Today in English class we were introduced to an app called PressReader.
As their website says:
“PressReader delivers the world’s newspapers and magazines to millions of readers the way they want to receive them – in print, online, or on their mobile device, tablet or eReader – wherever they live, travel, work or play.”- Pressreader.com
Akershus county delivers it to all the students and teachers in our region for free. That mean we have access to newspapers and magazines from all around the world in one place. There is also a possibility to read articles not only from today but also from days and even months ago. We can read the news on-the-go, just by using the app on our phones, but we have to load the newspaper when we still are connected to the schools internet.

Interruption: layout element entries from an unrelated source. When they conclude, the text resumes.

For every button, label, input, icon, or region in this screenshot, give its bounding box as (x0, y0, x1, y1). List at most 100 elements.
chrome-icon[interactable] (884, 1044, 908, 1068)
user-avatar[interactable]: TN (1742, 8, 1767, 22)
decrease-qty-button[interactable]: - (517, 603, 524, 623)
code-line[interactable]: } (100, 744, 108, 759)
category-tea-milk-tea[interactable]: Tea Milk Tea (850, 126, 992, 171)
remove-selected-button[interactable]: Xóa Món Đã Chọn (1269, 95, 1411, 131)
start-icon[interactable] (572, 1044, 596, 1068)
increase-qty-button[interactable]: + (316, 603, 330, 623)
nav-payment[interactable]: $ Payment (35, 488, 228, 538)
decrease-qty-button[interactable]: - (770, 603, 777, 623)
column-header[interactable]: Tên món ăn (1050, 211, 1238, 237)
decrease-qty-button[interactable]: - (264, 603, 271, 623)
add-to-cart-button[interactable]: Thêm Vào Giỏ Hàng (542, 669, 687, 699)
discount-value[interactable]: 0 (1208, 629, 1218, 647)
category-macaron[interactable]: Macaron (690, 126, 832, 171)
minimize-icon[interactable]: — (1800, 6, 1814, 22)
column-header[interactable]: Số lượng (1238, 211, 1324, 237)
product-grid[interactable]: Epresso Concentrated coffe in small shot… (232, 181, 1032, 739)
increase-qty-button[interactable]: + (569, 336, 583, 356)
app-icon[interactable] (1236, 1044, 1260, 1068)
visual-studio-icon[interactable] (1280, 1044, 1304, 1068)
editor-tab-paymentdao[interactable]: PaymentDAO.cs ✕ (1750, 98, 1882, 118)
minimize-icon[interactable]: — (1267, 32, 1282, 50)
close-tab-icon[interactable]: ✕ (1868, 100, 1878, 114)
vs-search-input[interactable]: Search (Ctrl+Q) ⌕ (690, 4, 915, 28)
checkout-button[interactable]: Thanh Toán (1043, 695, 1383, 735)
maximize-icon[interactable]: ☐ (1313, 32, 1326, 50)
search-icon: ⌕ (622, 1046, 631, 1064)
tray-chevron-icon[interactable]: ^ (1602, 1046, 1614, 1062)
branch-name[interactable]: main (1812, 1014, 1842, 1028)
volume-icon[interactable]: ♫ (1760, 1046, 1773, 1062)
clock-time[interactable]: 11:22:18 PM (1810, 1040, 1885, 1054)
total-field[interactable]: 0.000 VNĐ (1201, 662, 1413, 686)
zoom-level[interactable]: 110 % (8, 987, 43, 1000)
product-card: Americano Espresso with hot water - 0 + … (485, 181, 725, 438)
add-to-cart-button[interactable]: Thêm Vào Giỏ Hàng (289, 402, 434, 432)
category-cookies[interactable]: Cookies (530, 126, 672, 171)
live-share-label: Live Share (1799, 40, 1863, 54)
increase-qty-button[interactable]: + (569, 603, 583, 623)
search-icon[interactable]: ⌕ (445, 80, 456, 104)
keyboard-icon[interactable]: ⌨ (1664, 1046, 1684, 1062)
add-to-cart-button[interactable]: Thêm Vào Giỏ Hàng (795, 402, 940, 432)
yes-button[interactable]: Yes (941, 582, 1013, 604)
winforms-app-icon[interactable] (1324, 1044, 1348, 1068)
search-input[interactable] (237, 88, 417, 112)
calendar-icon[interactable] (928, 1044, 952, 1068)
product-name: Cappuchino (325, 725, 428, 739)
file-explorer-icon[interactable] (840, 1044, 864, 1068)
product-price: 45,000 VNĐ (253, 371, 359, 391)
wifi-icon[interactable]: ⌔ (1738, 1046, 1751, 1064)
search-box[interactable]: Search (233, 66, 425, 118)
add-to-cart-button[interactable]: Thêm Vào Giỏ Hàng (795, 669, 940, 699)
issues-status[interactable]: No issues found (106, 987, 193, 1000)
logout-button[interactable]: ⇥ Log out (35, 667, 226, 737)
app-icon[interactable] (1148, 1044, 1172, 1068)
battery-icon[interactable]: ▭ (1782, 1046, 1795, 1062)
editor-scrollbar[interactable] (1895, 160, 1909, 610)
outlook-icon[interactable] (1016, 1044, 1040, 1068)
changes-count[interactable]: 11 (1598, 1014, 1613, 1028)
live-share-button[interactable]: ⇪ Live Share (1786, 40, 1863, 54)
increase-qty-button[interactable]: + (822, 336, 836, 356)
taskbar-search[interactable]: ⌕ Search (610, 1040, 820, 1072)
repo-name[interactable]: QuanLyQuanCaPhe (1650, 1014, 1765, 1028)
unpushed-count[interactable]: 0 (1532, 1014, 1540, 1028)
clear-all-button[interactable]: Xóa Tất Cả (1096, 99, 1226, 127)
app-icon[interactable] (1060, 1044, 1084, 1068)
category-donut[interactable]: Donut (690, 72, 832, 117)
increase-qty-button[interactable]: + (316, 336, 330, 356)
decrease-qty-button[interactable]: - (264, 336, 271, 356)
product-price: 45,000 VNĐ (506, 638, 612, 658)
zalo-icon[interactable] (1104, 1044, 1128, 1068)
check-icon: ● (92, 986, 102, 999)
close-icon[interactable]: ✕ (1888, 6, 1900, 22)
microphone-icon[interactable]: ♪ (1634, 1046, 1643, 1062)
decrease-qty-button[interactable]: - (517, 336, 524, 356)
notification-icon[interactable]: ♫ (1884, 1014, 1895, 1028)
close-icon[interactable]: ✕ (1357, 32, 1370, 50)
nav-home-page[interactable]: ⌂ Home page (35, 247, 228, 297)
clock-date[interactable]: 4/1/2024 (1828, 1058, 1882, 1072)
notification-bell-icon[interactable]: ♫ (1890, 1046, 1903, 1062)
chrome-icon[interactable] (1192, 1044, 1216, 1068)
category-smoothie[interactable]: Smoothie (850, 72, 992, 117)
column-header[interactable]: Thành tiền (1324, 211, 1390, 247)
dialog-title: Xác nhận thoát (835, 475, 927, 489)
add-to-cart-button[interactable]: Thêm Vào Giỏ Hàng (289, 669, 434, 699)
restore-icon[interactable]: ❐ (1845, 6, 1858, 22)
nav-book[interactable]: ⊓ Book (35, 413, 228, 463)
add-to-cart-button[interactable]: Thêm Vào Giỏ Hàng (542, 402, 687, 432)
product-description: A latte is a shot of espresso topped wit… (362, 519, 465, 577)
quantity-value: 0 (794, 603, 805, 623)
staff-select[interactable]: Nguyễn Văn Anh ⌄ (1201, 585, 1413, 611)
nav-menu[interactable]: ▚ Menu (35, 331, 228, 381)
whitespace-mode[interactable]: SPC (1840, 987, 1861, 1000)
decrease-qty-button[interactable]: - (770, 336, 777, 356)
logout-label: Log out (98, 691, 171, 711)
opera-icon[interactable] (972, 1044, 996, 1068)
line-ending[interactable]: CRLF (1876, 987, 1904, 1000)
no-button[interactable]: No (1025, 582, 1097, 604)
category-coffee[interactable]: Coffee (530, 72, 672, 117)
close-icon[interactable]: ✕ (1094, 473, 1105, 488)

My group, consisting of Julie, Malene and Daniel, chose the topic “Snowstorm in the USA”, and read 3 different articles in 3 newspapers- “The Washington Post Sunday”, “New York Post” and “New York Daily News”. “New York Post’s article contain much less basic information than the others. “The Washington Post Sunday” and “New York Daily News”, wrote mostly about the blizzard in the country in general and New York Post informs about the situation in New York.
The surprising thing is that even though every paper was writing about the same thing, all of them had slightly different information and facts. For instance, the number of deaths and cancelled flights varied greatly. But the overall information is basically the same- the blizzard attacked New York on Saturday morning and had lasted throughout the weekend. It made quite a lot of traffic and accidents. People were told not to leave their houses if they didn’t have to, and buy their groceries in advance.
But as the article says, not New York but Washington DC was the epicentre of the storm, where schools, government and the transit system closed early. There, the blizzard was the strongest out of all the cities in the USA. Fortunately, the worst is now over, and now this awful weather is heading to Europe- first the United Kingdom, then probably also Norway.